Earlier today searchers found an airplane seat, an orange life vest, small white fragments, an oil drum and signs of oil and kerosene 80 kilometers (50 miles) east of the plane’s expected flight path.

The announcement comes as commercial ships were expected to arrive to look for the Airbus A300-200 jetliner, which disappeared Monday with 228 people on board, four hours into an 11-hour flight from Rio de Janeiro to Paris.

According to Air France, the missing aircraft has built-in homing devices that may help searchers find it, but that could take up to a week.

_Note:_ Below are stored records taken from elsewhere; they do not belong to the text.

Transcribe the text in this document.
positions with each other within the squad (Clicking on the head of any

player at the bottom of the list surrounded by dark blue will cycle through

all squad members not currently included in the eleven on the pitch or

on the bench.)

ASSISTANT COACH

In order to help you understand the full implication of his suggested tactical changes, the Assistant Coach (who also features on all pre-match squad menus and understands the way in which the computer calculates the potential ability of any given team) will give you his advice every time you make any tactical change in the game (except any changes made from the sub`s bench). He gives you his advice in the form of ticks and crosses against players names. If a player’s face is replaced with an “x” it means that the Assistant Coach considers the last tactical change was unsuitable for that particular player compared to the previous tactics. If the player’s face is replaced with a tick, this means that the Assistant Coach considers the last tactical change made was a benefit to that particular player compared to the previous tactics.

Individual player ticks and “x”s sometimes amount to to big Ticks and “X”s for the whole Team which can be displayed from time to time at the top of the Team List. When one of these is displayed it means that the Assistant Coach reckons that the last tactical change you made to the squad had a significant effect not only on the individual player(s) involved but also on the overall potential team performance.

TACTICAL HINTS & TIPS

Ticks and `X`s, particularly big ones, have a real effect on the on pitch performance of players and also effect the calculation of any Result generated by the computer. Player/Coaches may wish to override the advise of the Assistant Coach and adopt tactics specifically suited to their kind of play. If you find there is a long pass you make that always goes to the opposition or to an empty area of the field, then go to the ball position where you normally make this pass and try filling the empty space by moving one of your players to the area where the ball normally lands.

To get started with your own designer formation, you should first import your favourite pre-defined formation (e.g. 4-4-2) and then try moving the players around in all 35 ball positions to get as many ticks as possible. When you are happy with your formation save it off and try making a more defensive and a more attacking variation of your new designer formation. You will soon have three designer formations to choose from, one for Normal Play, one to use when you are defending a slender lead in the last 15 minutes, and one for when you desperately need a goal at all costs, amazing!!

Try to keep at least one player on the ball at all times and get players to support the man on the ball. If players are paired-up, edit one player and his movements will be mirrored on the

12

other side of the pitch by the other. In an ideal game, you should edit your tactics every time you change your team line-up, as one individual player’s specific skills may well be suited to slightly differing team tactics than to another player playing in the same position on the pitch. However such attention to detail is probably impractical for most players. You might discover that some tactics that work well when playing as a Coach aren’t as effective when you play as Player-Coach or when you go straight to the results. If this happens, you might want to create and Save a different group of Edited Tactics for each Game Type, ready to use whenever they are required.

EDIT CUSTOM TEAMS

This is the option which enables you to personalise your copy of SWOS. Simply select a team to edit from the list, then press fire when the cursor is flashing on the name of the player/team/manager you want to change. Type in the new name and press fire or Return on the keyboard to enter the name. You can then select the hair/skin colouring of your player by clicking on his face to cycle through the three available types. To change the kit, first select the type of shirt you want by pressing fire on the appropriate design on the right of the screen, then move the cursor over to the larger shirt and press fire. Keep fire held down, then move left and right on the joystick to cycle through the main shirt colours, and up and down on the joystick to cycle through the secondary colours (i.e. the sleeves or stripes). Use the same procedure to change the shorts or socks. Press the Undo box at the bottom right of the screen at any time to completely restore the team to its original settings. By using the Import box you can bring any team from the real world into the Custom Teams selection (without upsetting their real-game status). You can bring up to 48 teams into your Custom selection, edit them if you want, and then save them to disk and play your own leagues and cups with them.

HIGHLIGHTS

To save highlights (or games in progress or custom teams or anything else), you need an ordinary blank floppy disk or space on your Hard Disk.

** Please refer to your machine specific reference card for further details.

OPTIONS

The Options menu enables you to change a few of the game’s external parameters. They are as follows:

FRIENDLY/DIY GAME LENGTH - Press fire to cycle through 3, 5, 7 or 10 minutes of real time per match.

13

Greg Feith, a former investigator with the U.S. National Transportation Safety Board, said homing devices such as “pingers,” which are underwater locator beacons attached to flight data and cockpit voice recorders, can transmit signals from as deep as 14,000 feet.

The average depth of the Atlantic Ocean is about 12,000 feet (3.66km).

“They’re water-activated, so if they’re sitting at the bottom of the ocean, of course, then the military assets will have to go in there with listening devices and try and home in on those particular signals.”

“What they’re going to have to do now is some reverse engineering, find out the location of this debris. Then they’re going to have to figure out what the tide speed was. It’s been around now for 28 hours. Now they’re going to have to back up that course probably several hundred miles to the actual area of the wreckage,” he added.

Air France flight AF447 departed Brazil’s Airport do Galeao in Rio de Janeiro on Sunday at 2230 GMT for Paris and was last heard from flying at an altitude of 10,600 meters (35,000 feet) at 0133 GMT Monday.

Air France have reported receiving one dozen automatically transmitted technical messages warning of multiple electric and pressurization failure over four minutes after it hit a storm mid-flight, however, no manual or automatic mayday message was received.